There are several limitations of the current study. First, because of its retrospective design, operator bias could not be controlled for and likely contributed to the significantly larger tumor diameter and increased nephrometry scores of the combined TAE + PCA group. Likewise, the operator’s decision-making process about when to treat with TAE + PCA or PCA alone could not be controlled for and was not always readily available in clinic notes. Second, sampling bias may limit generalizability of these results as they were obtained from a single tertiary academic medical center. Third, while the lack of differences between oncologic outcomes and AEs between the groups may suggest that TAE has clinical utility, it is important to remember that the lack of evidence for worse outcomes is not in of itself evidence that TAE improves clinical outcomes. Fourth, the type of embolic agent and timing of TAE prior to PCA in each case was at the discretion of the operator. It is possible that different embolic agents may have different outcomes in RCC; although, this has never been specifically studied. Additionally, whether the timing of the two procedures has an effect on technical or clinical outcomes is also unknown. Fifth, there is pathologic confirmation of RCC in only 54% of patients in the study. Finally, the current investigation is limited to PCA. It is unknown whether the findings can be generally applied to other ablation modalities, such as radiofrequency ablation, microwave ablation, or irreversible electroporation.
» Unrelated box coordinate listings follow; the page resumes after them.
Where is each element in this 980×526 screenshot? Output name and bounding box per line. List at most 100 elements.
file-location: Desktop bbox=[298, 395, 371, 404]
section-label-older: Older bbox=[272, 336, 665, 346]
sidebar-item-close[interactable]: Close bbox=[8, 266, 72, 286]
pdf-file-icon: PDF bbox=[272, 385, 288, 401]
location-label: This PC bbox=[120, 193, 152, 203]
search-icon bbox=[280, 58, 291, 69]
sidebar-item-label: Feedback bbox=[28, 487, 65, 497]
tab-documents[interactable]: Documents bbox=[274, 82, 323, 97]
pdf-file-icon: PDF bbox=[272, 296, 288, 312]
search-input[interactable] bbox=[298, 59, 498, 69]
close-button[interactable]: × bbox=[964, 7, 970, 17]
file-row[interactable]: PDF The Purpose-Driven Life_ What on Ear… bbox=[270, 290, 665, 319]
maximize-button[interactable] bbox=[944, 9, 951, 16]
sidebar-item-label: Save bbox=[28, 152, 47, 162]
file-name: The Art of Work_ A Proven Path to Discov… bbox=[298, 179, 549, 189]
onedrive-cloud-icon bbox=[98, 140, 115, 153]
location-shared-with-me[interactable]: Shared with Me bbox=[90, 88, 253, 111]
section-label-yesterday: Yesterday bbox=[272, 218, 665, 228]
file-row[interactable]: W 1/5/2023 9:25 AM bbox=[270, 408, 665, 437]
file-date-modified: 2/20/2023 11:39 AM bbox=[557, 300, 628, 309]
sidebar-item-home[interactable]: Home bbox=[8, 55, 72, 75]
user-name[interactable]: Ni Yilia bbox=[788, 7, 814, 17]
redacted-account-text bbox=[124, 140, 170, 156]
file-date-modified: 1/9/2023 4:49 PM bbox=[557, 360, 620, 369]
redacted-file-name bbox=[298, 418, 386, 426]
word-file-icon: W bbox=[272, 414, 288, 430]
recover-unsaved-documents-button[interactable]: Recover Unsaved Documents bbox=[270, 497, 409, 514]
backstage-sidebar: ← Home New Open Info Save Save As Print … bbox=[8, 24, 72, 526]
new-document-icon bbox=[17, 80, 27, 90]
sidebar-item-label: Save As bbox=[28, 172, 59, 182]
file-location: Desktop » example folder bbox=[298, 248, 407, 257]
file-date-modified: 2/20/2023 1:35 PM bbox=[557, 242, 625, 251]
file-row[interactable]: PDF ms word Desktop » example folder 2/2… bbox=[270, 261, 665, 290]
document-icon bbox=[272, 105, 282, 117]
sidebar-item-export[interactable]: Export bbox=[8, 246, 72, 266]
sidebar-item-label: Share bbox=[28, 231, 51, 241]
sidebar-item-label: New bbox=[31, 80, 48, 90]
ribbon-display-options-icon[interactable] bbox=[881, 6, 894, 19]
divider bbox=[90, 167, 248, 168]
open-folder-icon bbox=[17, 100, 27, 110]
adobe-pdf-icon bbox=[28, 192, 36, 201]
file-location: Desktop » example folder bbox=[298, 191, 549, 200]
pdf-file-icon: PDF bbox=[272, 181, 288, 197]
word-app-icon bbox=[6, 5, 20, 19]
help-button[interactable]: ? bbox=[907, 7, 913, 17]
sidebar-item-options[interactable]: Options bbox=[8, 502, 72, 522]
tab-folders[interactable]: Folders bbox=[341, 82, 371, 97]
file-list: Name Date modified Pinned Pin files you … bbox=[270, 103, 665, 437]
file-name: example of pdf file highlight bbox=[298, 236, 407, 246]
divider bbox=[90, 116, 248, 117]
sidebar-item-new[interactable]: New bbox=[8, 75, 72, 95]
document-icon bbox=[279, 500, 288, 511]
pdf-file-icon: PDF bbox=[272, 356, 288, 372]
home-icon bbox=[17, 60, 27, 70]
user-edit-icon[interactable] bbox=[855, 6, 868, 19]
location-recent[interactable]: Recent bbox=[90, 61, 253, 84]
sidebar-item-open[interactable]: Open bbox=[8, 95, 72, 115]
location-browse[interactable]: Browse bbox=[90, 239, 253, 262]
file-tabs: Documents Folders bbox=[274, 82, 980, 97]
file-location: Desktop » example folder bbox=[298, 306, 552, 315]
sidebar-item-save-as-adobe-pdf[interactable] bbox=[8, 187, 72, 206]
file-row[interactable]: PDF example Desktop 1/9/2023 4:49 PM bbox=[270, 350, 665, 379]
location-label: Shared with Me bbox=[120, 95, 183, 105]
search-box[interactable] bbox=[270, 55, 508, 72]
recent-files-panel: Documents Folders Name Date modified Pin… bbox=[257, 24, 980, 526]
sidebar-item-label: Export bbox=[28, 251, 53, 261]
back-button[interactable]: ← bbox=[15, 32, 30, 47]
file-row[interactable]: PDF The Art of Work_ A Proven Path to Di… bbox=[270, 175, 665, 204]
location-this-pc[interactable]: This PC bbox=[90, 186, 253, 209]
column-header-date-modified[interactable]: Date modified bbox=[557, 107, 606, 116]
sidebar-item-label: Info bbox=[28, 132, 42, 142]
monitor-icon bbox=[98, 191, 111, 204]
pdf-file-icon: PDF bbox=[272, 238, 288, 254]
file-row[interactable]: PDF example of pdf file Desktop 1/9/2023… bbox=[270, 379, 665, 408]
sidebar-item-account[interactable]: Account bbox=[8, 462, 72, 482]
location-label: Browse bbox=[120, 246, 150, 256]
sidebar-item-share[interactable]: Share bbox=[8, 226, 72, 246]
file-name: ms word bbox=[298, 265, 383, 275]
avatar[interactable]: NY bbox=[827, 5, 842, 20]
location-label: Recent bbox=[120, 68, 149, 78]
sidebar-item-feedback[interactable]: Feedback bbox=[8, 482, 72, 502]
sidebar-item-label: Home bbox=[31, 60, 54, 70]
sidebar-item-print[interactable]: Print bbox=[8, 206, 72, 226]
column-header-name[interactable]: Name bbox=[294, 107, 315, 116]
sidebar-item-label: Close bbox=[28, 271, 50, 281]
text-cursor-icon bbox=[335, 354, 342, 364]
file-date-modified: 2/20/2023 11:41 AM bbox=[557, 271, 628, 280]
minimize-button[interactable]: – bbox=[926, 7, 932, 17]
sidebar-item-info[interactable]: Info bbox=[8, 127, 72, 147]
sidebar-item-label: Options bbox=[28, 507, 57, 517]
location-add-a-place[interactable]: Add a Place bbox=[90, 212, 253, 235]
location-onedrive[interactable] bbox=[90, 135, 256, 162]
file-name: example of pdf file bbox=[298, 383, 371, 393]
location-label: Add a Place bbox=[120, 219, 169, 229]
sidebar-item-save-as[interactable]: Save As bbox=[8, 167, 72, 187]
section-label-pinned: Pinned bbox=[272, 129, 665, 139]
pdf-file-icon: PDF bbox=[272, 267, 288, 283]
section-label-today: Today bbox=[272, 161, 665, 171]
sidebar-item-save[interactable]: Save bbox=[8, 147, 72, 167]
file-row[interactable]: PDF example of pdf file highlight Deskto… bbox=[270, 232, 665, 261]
In conclusion, TAE + PCA in non-surgical patients with T1b or T2 RCC is technically feasible without significant added detriment to renal function. The combined approach may help to reduce hemorrhagic AEs, which are relatively common in this patient population [3]; although, larger patient cohorts are needed to provide statistical validity to this observation. Even though patients in the TAE + PCA cohort had larger and more complex tumors, their technical and clinical outcomes were no different than the PCA alone group, suggesting some benefit to adjunctive TAE. Future prospective studies utilizing matched control groups of patients are needed to identify the exact patient population that would most benefit from the combined approach.